Foto: Rude Mortensen

1. Te cansas de escuchar que “¡menudo acentiño tienes!” (por gente que intenta poner tu acento, claro).

Cada vez que alguien hace una broma con -iño, en el fondo del mar muere una futura mariscada.

2. O “¡no tienes nada de acento!”

Te quedas sin saber qué decir, miras a los lados y luego sonríes falsamente. ¿Se supone que tengo que tomármelo como un cumplido?

3. Descubres que el castellano es un idioma muy pobre.

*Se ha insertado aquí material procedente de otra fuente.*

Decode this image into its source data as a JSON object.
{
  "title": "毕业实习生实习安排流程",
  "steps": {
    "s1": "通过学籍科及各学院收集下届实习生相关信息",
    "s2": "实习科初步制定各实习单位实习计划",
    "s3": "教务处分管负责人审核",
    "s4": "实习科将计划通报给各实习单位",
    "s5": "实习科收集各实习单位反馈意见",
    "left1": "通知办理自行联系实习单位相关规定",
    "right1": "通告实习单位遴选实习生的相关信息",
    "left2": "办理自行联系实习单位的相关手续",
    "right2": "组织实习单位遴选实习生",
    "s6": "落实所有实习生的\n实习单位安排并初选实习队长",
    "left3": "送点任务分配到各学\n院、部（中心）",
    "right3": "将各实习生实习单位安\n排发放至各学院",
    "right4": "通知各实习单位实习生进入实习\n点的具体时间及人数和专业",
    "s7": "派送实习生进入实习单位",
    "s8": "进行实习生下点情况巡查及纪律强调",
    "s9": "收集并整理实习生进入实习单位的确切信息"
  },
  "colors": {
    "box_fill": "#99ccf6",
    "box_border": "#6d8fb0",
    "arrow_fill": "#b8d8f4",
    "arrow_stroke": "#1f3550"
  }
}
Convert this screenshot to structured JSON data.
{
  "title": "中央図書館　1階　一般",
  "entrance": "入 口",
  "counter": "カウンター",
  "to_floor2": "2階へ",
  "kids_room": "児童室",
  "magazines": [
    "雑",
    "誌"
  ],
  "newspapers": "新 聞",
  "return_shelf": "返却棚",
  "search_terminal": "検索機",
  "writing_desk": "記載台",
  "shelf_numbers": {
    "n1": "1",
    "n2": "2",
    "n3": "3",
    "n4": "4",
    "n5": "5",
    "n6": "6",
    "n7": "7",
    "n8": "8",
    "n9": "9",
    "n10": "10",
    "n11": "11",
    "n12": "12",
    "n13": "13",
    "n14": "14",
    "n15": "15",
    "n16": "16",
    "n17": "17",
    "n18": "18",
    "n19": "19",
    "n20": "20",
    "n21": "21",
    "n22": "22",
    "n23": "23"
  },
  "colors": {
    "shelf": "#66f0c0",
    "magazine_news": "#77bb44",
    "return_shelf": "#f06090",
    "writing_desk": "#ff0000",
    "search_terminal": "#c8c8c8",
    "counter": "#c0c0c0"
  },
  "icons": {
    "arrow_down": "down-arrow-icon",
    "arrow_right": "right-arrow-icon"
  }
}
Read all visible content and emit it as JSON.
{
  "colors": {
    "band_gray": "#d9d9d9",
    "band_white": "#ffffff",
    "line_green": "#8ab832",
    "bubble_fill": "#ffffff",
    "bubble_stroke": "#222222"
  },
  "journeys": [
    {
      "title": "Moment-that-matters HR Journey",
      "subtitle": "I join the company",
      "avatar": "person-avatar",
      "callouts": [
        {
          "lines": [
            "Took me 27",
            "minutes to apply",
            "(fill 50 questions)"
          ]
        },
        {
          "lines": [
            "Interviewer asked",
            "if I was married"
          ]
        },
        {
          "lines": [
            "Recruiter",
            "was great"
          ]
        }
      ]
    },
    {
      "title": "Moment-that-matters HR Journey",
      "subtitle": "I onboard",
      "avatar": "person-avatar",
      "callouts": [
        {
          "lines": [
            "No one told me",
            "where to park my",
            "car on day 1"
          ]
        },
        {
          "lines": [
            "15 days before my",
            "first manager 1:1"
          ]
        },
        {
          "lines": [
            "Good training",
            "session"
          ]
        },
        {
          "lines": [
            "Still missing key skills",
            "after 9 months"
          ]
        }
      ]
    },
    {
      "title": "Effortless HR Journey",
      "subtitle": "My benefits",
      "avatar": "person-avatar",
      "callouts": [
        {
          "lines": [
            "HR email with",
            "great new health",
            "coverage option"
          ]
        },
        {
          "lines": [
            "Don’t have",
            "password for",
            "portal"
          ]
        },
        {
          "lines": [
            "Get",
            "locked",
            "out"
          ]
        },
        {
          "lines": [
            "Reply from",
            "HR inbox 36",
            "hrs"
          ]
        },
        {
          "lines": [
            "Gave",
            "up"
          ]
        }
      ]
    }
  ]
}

¿Cómo puede vivir el resto de España sin pocillo, sin cucharón, sin colo y sin tantas palabras que tú siempre has creído que habían sido bendecidas por la RAE y que sirven para denominar tantas cosas?

4. Dejas de decir pota. ¿Para qué?

Tomas la decisión más o menos tras escuchar por vigésima vez a tus compañeros de piso tronchándose de risa cuando les invitas a comerse lo que queda en la pota… (Deberías dejar en realidad de invitarles a comer lo que sobra. No se lo merecen).

5. Descubres que hay una cocina gallega que no conoce ni tu abuela.

Sellarás el momento del descubrimiento algún día en algún bar, cuando llevado por la morriña pides algo que es “a la gallega” y descubres que “a la gallega” solo significa “algo que teníamos en la cocina bañado en kilos de pimentón”.

6. Y que las empanadas no son empanadas.

Al menos eso no es lo que tu abuela entiende por empanada…

7. Todo el mundo ha estado en un restaurante en algún lugar de Galicia en el que ha comido súper bien y súper barato.

Galicia tiene 29.575 km². Lamentablemente, querido interlocutor, es poco probable que uno haya estado en todos los restaurantes que hay.

8. Paco Martínez Soria se convierte en tu nuevo animal espiritual (no, no importa que él fuese aragonés).

Vale, no te traes a las gallinas contigo cuando vuelves de casa, pero de tu maleta empiezan a salir tuppers, huevos de la abuela, queso, un manojo de grelos, chorizos y todo lo que te ha dado tiempo a acumular durante un fin de semana.

9. Olvidas la buena vida que es en realidad ir de cañas.

Cuando vuelves a Galicia podrás sorprenderte y admirarte con que los bares compitan entre ellos por darte las mejores tapas con tus bebidas. ¡¡Gratis!!

10. Ganas alguna buena historia sobre el malvado transporte público que contar a tus amigos.

Es un hecho: cuando se reúnen unos cuantos gallegos que viven en Madrid acabarán comparando Renfe, Alsa y Auto-Res y luchando por ser el que peor lo ha pasado en algún infernal viaje de millones de horas.

11. Echas de menos que llueva.

Esto ocurre más o menos el primer verano que pasas entero en Madrid, cuando descubres que es posible vivir a más de 40 grados y que en otros lugares del mundo en verano pueden pasar semanas sin que caiga una gota.

12. Y cuando lo hace te sientes superior a los demás.

No puedes evitarlo. Mientras caminas por la calle y ves a los nativos armándose un lío con los paraguas y tropezando unos con otros solo tienes dos opciones: o enfadarte porque no son capaces de usarlos bien (al fin y al cabo, no solo tropiezan entre ellos, sino que también tropiezan contigo) o aceptar que con el talento para llevar paraguas los días de lluvia solo se nace en Galicia.

13. Y lo peor… vuelves hablando madrileño.

Algún amigo te lo dirá, posiblemente después de que tú le expliques que no hay cúbrase aquí con la categoría favorita de cada quien como los de Madrid, que has empezado a hablar con acento madrileño. Entrarás en estado de negación y no te sentirás tranquilo hasta que de vuelta a Madrid alguien te vuelva a hacer una gracieta con iño.